Le mouvement des Pèlerins de saint Michel, formé autour du journal Vers Demain, cherche à promouvoir un ordre économique et social plus conforme aux besoins humains et aux possibilités physiques de les satisfaire.
Vers Demain préconise dans ce but l’application des principes financiers formulés par l’ingénieur-économiste-philosophe C. H. Douglas, et connus sous le vocable de Crédit Social.
Mais ce serait rapetisser la portée de l’enseignement de Douglas que d’y voir simplement une réforme du système financier. Si essentielle que soit cette réforme, elle n’est qu’un moyen en vue d’une fin. Et cette fin, c’est la libération de l’individu, avec sa sécurité économique, garantie par la reconnaissance de son titre à une part de l’enrichissement non gagné résultant de la vie en société (the unearned increment of association).

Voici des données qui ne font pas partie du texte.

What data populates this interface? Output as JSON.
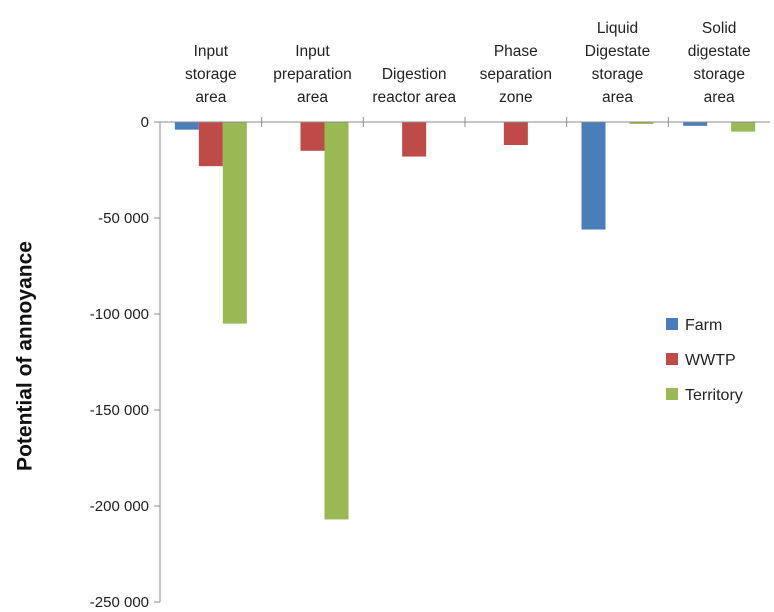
{
  "chart_data": {
    "type": "bar",
    "title": "",
    "xlabel": "",
    "ylabel": "Potential of annoyance",
    "categories": [
      [
        "Input",
        "storage",
        "area"
      ],
      [
        "Input",
        "preparation",
        "area"
      ],
      [
        "Digestion",
        "reactor area"
      ],
      [
        "Phase",
        "separation",
        "zone"
      ],
      [
        "Liquid",
        "Digestate",
        "storage",
        "area"
      ],
      [
        "Solid",
        "digestate",
        "storage",
        "area"
      ]
    ],
    "series": [
      {
        "name": "Farm",
        "color": "#4a7ebb",
        "values": [
          -4000,
          0,
          0,
          0,
          -56000,
          -2000
        ]
      },
      {
        "name": "WWTP",
        "color": "#be4b48",
        "values": [
          -23000,
          -15000,
          -18000,
          -12000,
          0,
          0
        ]
      },
      {
        "name": "Territory",
        "color": "#98b954",
        "values": [
          -105000,
          -207000,
          0,
          0,
          -1000,
          -5000
        ]
      }
    ],
    "ylim": [
      -250000,
      0
    ],
    "yticks": [
      0,
      -50000,
      -100000,
      -150000,
      -200000,
      -250000
    ],
    "ytick_labels": [
      "0",
      "-50 000",
      "-100 000",
      "-150 000",
      "-200 000",
      "-250 000"
    ],
    "legend_position": "right",
    "grid": false,
    "category_axis_position": "top"
  }
}
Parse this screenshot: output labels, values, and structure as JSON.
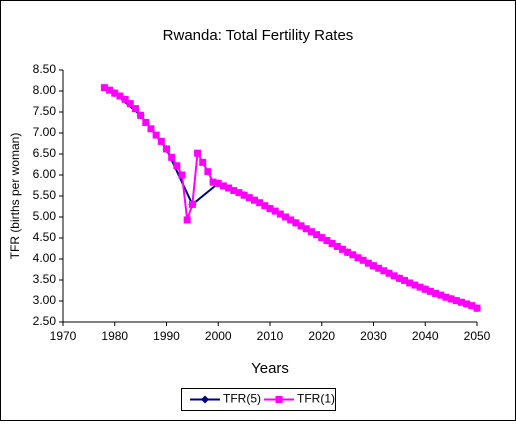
{
  "chart_data": {
    "type": "line",
    "title": "Rwanda:  Total Fertility Rates",
    "x_label": "Years",
    "y_label": "TFR (births per woman)",
    "xlim": [
      1970,
      2050
    ],
    "xticks": [
      1970,
      1980,
      1990,
      2000,
      2010,
      2020,
      2030,
      2040,
      2050
    ],
    "ylim": [
      2.5,
      8.5
    ],
    "yticks": [
      {
        "value": 2.5,
        "label": "2.50"
      },
      {
        "value": 3,
        "label": "3.00"
      },
      {
        "value": 3.5,
        "label": "3.50"
      },
      {
        "value": 4,
        "label": "4.00"
      },
      {
        "value": 4.5,
        "label": "4.50"
      },
      {
        "value": 5,
        "label": "5.00"
      },
      {
        "value": 5.5,
        "label": "5.50"
      },
      {
        "value": 6,
        "label": "6.00"
      },
      {
        "value": 6.5,
        "label": "6.50"
      },
      {
        "value": 7,
        "label": "7.00"
      },
      {
        "value": 7.5,
        "label": "7.50"
      },
      {
        "value": 8,
        "label": "8.00"
      },
      {
        "value": 8.5,
        "label": "8.50"
      }
    ],
    "legend": "bottom",
    "series": [
      {
        "name": "TFR(5)",
        "color": "#000080",
        "marker": "diamond",
        "x": [
          1980,
          1985,
          1990,
          1995,
          2000,
          2005,
          2010,
          2015,
          2020,
          2025,
          2030,
          2035,
          2040,
          2045,
          2050
        ],
        "values": [
          7.95,
          7.42,
          6.62,
          5.3,
          5.8,
          5.52,
          5.2,
          4.86,
          4.51,
          4.16,
          3.84,
          3.54,
          3.28,
          3.05,
          2.83
        ]
      },
      {
        "name": "TFR(1)",
        "color": "#ff00ff",
        "marker": "square",
        "x": [
          1978,
          1979,
          1980,
          1981,
          1982,
          1983,
          1984,
          1985,
          1986,
          1987,
          1988,
          1989,
          1990,
          1991,
          1992,
          1993,
          1994,
          1995,
          1996,
          1997,
          1998,
          1999,
          2000,
          2001,
          2002,
          2003,
          2004,
          2005,
          2006,
          2007,
          2008,
          2009,
          2010,
          2011,
          2012,
          2013,
          2014,
          2015,
          2016,
          2017,
          2018,
          2019,
          2020,
          2021,
          2022,
          2023,
          2024,
          2025,
          2026,
          2027,
          2028,
          2029,
          2030,
          2031,
          2032,
          2033,
          2034,
          2035,
          2036,
          2037,
          2038,
          2039,
          2040,
          2041,
          2042,
          2043,
          2044,
          2045,
          2046,
          2047,
          2048,
          2049,
          2050
        ],
        "values": [
          8.08,
          8.02,
          7.95,
          7.88,
          7.8,
          7.7,
          7.58,
          7.42,
          7.25,
          7.1,
          6.95,
          6.8,
          6.62,
          6.42,
          6.22,
          6.0,
          4.93,
          5.3,
          6.52,
          6.3,
          6.08,
          5.83,
          5.8,
          5.74,
          5.69,
          5.63,
          5.58,
          5.52,
          5.46,
          5.4,
          5.34,
          5.27,
          5.2,
          5.14,
          5.07,
          5.0,
          4.93,
          4.86,
          4.79,
          4.72,
          4.65,
          4.58,
          4.51,
          4.44,
          4.37,
          4.3,
          4.23,
          4.16,
          4.1,
          4.03,
          3.97,
          3.9,
          3.84,
          3.78,
          3.72,
          3.66,
          3.6,
          3.54,
          3.49,
          3.43,
          3.38,
          3.33,
          3.28,
          3.23,
          3.18,
          3.14,
          3.09,
          3.05,
          3.01,
          2.97,
          2.93,
          2.89,
          2.83
        ]
      }
    ]
  }
}
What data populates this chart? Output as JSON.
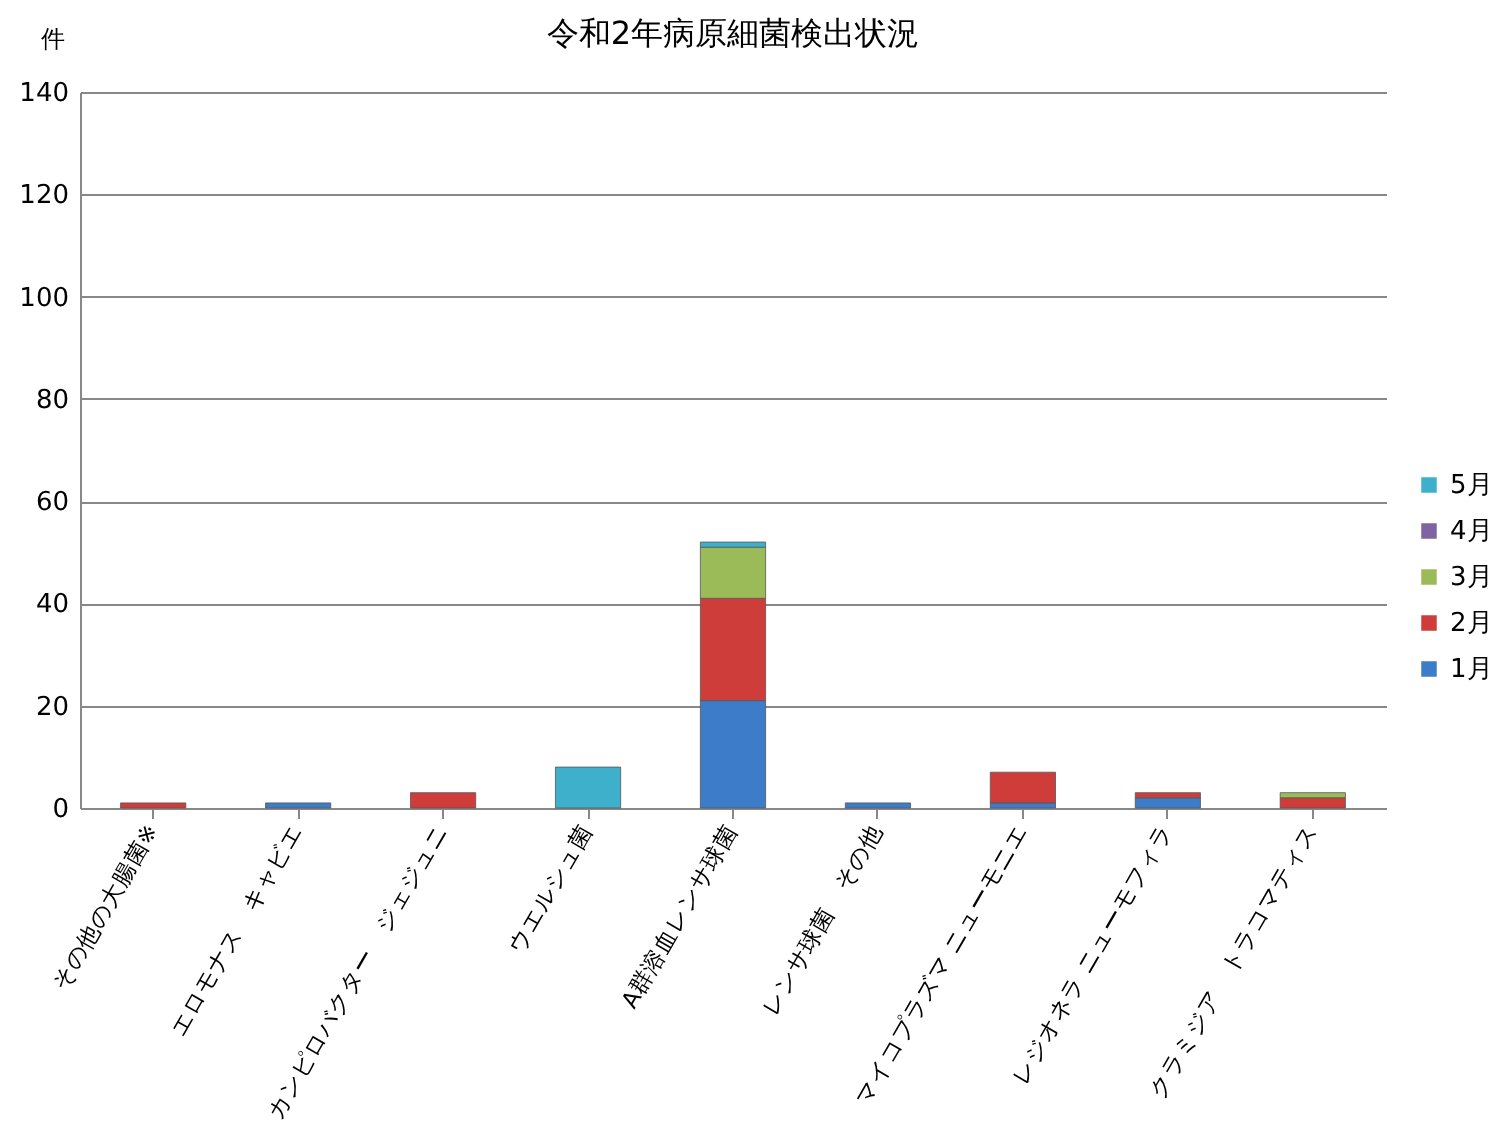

La personne a été créée être libre et être social. En tant qu’être libre, la personne doit pouvoir exercer sa liberté de choix dans l’organisation de sa vie et dans la poursuite de sa destinée, assumant elle-même la responsabilité des suites de son choix. Qui dit «personne» dit libre arbitre et responsabilité. L’exercice de la liberté de choix de l’individu a comme limite normale le respect de la même liberté chez les autres.
En tant qu’être social, la personne doit contribuer au bien commun selon ses capacités et selon la place qu’elle occupe dans la société. Elle doit aussi pouvoir bénéficier personnellement, pour son enrichissement et son épanouissement, des avantages de la vie en association.
Le Crédit Social refuse l’assujettissement de la personne à la dictature financière, mal qui prévaut actuellement dans tous les pays civilisés, même ceux qui se disent chrétiens et respectueux des droits de l’homme.
Le Crédit Social refuse également l’asservissement de la personne à l’État, comme c›est le cas dans les pays totalitaires, et vers lequel on va graduellement dans nos propres pays sous prétexte de secourir les individus aux prises avec des problèmes financiers qui les dépassent. La solution respectueuse de la personne serait de supprimer les causes basiques de ces problèmes financiers et de laisser la personne à ses propres responsabilités.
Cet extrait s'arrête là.